Talking of which, I’ve read a few good ones lately. The Gustav Sonata by Rose Tremain was very enjoyable. I’ve read quite a few by her and loved them all. I’ve just started ‘This Must be the Place’ by Maggie O’Farrell which seems good so far. I’ve enjoyed other books by her too. I’ve had a big long spell of not reading so much because I’ve preferred to use my down time to crochet but lately I’m consciously trying to accommodate both.

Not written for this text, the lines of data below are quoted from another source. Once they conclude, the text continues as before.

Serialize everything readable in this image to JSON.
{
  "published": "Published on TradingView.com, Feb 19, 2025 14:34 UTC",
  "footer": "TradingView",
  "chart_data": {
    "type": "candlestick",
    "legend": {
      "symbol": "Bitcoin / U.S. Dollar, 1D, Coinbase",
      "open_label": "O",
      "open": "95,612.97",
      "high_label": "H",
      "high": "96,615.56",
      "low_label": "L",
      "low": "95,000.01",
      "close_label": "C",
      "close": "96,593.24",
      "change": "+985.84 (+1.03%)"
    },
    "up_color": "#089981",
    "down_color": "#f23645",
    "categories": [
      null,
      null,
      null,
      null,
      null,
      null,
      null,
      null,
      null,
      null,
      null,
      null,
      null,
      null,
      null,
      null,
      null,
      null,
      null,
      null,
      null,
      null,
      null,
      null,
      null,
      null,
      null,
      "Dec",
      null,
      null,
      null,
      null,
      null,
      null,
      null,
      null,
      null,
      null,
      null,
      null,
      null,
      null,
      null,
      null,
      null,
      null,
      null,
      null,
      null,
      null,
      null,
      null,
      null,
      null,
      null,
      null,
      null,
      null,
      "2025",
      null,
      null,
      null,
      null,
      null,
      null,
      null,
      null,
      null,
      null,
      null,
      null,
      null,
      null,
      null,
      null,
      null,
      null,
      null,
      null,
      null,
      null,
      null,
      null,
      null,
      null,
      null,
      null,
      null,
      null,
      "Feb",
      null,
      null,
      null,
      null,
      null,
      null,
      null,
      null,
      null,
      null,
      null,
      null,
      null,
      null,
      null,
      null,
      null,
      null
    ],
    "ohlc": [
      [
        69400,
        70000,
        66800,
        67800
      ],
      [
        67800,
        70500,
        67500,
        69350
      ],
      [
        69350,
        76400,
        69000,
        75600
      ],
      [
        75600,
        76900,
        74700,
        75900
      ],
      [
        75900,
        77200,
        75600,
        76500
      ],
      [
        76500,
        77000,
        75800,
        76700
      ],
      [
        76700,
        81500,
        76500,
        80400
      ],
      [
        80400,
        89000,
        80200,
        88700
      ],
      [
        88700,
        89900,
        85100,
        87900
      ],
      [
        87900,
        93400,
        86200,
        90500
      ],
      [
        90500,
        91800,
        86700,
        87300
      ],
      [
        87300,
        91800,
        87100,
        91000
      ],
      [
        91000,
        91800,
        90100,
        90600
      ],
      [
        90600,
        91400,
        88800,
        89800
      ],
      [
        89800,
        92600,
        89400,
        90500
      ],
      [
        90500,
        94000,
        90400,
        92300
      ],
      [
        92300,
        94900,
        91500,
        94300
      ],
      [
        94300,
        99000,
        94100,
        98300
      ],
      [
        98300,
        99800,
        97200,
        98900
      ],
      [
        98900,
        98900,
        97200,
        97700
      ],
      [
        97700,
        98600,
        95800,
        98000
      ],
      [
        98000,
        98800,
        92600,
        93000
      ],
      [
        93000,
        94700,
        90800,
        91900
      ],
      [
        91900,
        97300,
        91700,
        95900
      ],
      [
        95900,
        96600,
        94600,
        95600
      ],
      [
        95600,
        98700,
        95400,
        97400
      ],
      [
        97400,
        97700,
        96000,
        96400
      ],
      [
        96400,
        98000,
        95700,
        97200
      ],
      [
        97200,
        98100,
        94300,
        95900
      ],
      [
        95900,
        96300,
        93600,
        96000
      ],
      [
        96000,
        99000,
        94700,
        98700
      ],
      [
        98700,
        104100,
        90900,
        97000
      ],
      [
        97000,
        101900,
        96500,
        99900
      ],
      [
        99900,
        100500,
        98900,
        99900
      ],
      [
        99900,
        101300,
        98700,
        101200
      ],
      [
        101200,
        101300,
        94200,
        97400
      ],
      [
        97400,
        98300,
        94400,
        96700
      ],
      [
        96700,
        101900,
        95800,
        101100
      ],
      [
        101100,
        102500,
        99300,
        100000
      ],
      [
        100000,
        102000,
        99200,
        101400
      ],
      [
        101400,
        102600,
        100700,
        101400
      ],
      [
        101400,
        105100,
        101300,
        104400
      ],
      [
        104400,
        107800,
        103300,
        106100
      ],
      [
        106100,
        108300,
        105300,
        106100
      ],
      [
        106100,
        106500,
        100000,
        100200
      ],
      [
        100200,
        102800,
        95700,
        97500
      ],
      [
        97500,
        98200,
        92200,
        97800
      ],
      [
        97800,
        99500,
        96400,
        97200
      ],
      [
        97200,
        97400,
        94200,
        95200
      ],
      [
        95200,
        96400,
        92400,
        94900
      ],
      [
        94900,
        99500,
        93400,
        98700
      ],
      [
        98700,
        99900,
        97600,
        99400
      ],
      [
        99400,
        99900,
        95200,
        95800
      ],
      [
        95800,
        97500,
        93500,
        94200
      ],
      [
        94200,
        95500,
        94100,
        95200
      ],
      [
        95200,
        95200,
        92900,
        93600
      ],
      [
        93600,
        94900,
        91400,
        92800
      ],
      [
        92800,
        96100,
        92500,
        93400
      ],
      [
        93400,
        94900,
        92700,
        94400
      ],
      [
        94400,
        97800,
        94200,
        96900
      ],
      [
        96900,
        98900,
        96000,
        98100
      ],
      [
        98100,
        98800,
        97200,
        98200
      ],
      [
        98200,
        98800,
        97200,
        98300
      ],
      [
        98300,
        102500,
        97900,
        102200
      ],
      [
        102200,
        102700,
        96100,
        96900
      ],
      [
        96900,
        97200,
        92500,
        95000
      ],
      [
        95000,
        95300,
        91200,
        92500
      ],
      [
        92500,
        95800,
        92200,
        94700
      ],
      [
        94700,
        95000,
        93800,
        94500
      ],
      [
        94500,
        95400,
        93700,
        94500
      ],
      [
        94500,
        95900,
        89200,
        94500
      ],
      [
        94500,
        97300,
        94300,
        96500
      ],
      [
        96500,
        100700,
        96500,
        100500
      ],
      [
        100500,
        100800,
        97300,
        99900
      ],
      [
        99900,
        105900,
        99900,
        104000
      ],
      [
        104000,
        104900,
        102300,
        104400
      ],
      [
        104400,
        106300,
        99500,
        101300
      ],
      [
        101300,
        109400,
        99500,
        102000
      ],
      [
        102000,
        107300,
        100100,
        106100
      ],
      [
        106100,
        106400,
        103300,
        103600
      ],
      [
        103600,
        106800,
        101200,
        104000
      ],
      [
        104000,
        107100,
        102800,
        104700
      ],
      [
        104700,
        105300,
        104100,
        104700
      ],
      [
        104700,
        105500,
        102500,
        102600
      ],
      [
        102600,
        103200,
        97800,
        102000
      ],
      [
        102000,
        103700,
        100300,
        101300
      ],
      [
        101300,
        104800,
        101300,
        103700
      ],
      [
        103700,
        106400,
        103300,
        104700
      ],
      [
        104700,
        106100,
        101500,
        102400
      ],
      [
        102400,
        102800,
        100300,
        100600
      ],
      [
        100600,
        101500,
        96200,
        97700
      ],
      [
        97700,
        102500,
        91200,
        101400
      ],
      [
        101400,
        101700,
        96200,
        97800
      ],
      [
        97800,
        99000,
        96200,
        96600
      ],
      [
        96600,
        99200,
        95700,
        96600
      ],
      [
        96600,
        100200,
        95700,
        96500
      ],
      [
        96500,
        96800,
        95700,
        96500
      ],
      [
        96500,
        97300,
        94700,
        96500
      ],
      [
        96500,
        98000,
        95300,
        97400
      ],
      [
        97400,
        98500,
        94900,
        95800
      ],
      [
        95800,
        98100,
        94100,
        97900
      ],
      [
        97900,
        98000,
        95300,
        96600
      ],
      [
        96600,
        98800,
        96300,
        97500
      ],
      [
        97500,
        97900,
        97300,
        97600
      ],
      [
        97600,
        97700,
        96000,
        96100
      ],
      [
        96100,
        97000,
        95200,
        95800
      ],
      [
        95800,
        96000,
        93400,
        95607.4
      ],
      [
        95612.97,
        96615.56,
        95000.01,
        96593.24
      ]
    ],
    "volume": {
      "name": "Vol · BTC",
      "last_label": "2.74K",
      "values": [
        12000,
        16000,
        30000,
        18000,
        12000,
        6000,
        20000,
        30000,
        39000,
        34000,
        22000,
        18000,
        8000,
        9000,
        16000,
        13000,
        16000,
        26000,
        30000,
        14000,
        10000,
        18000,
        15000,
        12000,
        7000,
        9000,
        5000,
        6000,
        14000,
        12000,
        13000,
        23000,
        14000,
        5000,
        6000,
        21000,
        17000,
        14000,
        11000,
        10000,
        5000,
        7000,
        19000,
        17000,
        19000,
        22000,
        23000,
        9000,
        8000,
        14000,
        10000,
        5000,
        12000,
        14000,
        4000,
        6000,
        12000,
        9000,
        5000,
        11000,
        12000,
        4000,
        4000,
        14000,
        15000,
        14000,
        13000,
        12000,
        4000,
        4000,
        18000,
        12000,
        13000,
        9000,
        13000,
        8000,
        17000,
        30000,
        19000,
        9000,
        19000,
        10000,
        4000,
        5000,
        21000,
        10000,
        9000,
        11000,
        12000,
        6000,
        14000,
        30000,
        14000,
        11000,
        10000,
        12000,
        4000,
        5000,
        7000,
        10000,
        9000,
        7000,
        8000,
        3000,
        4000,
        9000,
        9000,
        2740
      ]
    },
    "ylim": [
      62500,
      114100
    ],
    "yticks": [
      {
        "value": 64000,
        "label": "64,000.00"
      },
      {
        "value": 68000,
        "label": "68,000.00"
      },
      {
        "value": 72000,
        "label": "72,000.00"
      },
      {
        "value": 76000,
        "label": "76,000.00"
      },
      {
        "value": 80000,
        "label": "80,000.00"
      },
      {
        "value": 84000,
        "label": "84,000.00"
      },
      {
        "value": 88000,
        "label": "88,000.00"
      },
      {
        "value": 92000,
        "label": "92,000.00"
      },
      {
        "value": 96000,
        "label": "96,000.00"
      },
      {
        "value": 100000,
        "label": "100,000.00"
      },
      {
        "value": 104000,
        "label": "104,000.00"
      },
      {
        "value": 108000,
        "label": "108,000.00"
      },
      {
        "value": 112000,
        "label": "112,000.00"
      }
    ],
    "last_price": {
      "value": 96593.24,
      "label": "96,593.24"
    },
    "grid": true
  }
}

With E now firmly settled in at university I thought I would be a bit of an emotional wreck. On the day of the move I got as far as the car park and when she hopped out to go and get the keys with that mixture of fear and excitement on her face only a mother could recognise I just temporarily lost it and had a bit of a gulping sob whilst telling M to talk about something that would make me recover and quickly! Poor chap didn’t know what to talk about but I did eventually compose myself in good time for her return. I haven’t blubbed since. She has an excellent room, her own bathroom, a big kitchen and she’s a student at one of the most impressively organised and efficient universities I’ve ever come across. Across the city she has a friend who moved in the day before and messaged E to ask her what number she should put her thermostat on. We suggested twenty one and she was astounded, having set it at ten and wondered why she was cold. It seems not all 18 year olds have been encouraged to learn how to feed themselves before leaving home. Although E is branching out and making mashed potato from real potatoes (imagine!) she is making proper meals with meat, vegetables and potato. Previously she was more of a scrambled eggs on toast or bacon sandwich kind of chef. One of her flat mates destroyed four eggs before successfully managing to boil one for his main evening meal. I fear these Mums have done too much for their sons. J is three years younger and if it goes in the oven or microwave he’s happy to cook it. He’s not so keen on saucepan items for some reason but we will be working in that before he goes to uni. I will never worry that he’s not getting his five a day because he’s always eaten mountains of fruit and lately he chops everything and puts it in a blender to make fruit smoothies. He’s probably already ahead of another of E’s flat mates who thought dried pasta had to be kept in the fridge!